Our practice recently got the first shipment of the flu shot, so I have been talking with families about the importance of yearly flu vaccination. Among those that have refused, the most common reason I've heard is:
"We're healthy. We don't need the flu shot."
It's certainly true that people with health problems such as asthma or lung disease or heart disease can get very sick with influenza and really need the flu shot. But healthy people need it too. Here's why:
Healthy people get sick with the flu all the time. The flu virus doesn't discriminate. It doesn't care if you have asthma or cancer or if you have never been sick a day in your life; it's happy to infect you either way.
Healthy people get complications of the flu all the time, too. They get the pneumonia and ear infections and dehydration and the other problems that land people in the hospital--or worse. According to the Centers for Disease Control and Prevention, every year about 20,000 children under the age of 5 are hospitalized for complications of the flu--and most of them are otherwise healthy kids.
But even if you might weather the flu without complications, there's another important reason to get vaccinated:
It's not just about you.
You don't live in a bubble.

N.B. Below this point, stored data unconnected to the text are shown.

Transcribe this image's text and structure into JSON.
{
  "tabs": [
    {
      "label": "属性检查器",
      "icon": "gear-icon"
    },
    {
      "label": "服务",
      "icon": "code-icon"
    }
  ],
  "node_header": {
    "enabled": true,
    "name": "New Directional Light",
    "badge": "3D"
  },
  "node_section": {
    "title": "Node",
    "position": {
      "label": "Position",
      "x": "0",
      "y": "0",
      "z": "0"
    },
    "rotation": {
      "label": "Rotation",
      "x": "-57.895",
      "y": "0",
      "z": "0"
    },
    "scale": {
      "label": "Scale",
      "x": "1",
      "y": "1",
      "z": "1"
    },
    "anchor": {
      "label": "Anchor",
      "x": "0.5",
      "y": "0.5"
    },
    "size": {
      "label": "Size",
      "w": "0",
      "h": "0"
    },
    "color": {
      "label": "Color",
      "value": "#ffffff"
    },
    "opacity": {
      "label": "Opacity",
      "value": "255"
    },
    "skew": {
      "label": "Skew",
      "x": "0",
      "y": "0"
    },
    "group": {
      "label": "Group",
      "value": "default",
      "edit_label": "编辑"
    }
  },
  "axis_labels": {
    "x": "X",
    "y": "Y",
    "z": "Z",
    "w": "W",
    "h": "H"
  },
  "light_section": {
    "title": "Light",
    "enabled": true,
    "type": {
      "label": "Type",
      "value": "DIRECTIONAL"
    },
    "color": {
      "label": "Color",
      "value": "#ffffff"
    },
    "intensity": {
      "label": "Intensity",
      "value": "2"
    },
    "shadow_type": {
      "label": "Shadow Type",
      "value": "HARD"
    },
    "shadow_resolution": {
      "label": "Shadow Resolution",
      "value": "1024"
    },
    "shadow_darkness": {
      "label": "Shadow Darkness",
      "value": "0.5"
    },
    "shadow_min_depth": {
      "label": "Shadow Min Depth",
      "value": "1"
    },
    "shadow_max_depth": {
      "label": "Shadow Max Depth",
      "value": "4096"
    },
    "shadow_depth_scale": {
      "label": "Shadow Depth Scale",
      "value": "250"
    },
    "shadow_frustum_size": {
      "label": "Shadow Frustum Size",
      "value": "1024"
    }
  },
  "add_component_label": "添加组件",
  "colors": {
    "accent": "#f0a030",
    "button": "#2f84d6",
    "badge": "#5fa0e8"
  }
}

You live in a family and in a community. Your kids might go to school, you might go to work, you might at some point end up in grocery store or library or at a friend's house. And when you do, you just might encounter someone who could get really sick from the flu--like a newborn, or an elderly person, or a person fighting cancer or a toddler who can't be vaccinated because of an allergy. If you get sick, you could make them sick too--with possibly deadly consequences.
Ah, you say, but we will stay home if we get sick. That's great, especially as lots of people don't stay home when they should. But the problem with that plan is that you are infectious before you know you have the flu, before you realize that the little ache or sniffle or cough isn't just an allergy or overdoing it at the gym or a little cold--it's the flu. And in that little window of time, you could infect a bunch of people.
The more people who get vaccinated, the more flu we prevent--and the more lives we save. Don't take chances with your family's health--or the health of anyone else. Get your flu shot.